✨ Discover this insightful post from Culture | The Guardian 📖
📂 **Category**: Film,Documentary films,Rail transport,Culture,World news
✅ **What You’ll Learn**:
toLike Interrail Pass’s Koyaanisqatsi, this often fascinating documentary — created entirely from archival footage, without voiceover — surveys the sweeping twentieth-century changes ushered in by steam trains: a dramatic acceleration of modern society that transformed logistics and entertainment, from mass travel to war mobilization, introducing new opportunities for consumers and sudden cultural psyches.

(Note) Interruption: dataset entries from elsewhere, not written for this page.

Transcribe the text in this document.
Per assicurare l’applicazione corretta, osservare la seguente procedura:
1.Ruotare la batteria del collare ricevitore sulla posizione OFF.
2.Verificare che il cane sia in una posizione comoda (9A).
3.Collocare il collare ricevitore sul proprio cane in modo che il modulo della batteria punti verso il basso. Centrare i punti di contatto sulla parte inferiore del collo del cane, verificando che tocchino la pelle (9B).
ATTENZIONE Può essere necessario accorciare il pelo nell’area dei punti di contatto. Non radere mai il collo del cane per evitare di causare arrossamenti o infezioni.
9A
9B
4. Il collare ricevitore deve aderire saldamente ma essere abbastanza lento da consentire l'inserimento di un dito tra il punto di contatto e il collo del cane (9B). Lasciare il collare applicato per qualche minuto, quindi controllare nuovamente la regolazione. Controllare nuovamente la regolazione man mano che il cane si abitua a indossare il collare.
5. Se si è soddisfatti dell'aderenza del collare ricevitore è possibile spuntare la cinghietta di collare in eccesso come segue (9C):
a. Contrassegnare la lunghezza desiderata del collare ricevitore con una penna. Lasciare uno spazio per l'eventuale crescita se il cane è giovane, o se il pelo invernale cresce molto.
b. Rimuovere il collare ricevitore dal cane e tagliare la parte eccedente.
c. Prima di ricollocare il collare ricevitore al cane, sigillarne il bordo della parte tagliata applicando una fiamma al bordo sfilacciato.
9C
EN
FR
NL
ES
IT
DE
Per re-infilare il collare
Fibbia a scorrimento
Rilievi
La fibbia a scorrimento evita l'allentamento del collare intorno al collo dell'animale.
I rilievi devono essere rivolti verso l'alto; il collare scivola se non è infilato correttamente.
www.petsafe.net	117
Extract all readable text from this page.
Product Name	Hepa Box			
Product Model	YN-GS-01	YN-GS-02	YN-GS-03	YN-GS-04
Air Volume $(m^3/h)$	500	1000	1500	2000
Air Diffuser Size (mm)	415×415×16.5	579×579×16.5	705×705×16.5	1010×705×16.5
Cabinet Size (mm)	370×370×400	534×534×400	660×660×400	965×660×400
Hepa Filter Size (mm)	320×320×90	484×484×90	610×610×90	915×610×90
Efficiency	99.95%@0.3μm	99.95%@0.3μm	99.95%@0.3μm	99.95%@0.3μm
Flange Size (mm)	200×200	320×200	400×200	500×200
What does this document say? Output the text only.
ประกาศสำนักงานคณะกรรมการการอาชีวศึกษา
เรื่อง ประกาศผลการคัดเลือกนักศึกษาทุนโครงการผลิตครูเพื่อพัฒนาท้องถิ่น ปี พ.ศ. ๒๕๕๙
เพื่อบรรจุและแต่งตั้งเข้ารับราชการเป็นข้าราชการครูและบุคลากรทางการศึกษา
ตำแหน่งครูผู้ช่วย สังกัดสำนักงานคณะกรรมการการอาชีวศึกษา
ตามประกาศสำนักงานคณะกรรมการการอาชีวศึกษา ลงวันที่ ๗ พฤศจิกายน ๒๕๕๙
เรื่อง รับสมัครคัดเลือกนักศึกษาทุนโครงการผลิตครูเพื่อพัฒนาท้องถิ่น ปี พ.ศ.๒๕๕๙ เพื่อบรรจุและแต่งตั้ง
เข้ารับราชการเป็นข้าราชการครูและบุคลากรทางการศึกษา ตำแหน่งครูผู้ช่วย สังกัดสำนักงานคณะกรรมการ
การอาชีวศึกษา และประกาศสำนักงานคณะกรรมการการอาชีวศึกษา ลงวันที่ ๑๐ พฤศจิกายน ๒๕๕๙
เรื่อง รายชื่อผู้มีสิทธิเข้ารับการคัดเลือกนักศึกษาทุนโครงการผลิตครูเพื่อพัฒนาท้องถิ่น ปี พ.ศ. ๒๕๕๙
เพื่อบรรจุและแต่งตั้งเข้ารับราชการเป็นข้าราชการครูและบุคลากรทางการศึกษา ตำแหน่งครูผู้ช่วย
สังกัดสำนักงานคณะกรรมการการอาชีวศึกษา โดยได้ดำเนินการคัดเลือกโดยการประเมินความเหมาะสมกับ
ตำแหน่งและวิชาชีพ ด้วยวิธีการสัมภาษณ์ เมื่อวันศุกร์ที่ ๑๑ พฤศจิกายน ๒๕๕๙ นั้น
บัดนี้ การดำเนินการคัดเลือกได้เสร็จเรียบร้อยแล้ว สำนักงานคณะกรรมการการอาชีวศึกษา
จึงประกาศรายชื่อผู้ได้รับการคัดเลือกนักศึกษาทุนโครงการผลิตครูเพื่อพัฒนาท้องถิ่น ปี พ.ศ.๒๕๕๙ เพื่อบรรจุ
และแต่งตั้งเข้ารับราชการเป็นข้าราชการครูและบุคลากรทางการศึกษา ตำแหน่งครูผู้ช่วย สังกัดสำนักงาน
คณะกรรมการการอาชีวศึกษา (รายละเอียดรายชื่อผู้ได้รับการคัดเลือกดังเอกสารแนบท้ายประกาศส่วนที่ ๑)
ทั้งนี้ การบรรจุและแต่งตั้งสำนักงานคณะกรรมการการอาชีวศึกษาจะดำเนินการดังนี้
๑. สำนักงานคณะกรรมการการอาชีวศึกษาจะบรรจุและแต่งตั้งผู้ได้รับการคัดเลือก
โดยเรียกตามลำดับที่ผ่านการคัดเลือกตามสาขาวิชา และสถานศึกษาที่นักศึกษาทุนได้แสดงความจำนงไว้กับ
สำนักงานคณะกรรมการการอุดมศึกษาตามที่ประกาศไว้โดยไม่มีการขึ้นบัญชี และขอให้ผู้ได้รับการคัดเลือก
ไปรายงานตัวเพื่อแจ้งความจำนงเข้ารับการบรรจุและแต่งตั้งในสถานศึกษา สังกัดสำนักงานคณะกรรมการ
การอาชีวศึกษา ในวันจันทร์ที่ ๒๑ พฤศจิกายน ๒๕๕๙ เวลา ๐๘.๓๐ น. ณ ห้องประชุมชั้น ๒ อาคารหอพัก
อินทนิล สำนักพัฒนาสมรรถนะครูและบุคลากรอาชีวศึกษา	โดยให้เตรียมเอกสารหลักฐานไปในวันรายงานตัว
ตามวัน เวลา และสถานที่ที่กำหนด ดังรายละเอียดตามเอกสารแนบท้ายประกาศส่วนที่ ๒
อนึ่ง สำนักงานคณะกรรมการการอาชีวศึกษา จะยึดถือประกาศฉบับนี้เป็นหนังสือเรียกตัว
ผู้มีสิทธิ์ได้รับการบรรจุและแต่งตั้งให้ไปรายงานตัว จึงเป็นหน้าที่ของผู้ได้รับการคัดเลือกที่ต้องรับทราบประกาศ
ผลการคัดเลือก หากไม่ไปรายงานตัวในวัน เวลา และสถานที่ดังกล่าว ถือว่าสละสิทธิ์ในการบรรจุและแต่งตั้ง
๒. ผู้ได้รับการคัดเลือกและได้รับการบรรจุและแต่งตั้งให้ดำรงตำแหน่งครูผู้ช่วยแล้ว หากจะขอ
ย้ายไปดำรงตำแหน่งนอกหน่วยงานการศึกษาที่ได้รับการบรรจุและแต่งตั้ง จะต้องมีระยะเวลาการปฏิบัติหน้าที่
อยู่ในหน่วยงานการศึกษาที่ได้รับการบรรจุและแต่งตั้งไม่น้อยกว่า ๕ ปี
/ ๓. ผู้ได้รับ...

As was the case in the early 1920s, staring brightly out the window, director Maciej Drygas acknowledges the liberation and optimism offered by the locomotive. But in his introduction with a quote by Kafka – “There is so much hope, an infinite amount of hope…but not for us” – his suggestion seems to be that technology has led us rapidly off track. The initial glowing sequence of the steam engine being assembled is like watching ancient cultists assembling a great Molochian idol. All too soon, newly manufactured shell casings from the railway’s howitzers cast an unholy light into the black-and-white footage. Full speed to hell.
Dry gas gives a major role to the role of railways in both world wars. Ammunition supply lines intersect with shots of convulsing, shell-shocked soldiers, now effectively reduced to broken-down machines. Charlie Chaplin is carried aloft from a passenger carriage into a crowd at the dawn of the era of mass stardom; But then the same adulation is immediately applied to his dark doppelgänger, Adolf Hitler, as he salutes Folk classy. When it comes to trains, we all know where the next stop is.
Fortunately, the film tones down its post-war setting. Individual faces – dreaming on escalators, waiting in front of timetables – linger still longer. But Modernism quickly rushes into the cavernous sound design of Saulius Urbanavicius, ending in airy abstraction and intersecting and disparate paths, and still has no definite destination. The passengers’ occasional smiles toward the fourth wall, a group of Nazi officers reaching for a hand-held camera, as well as Drygaz’s film itself, remind us that this magnetic cinematic essay is also a subtle homage to that second traveler in space and time: the contemporary train’s cinematic camera.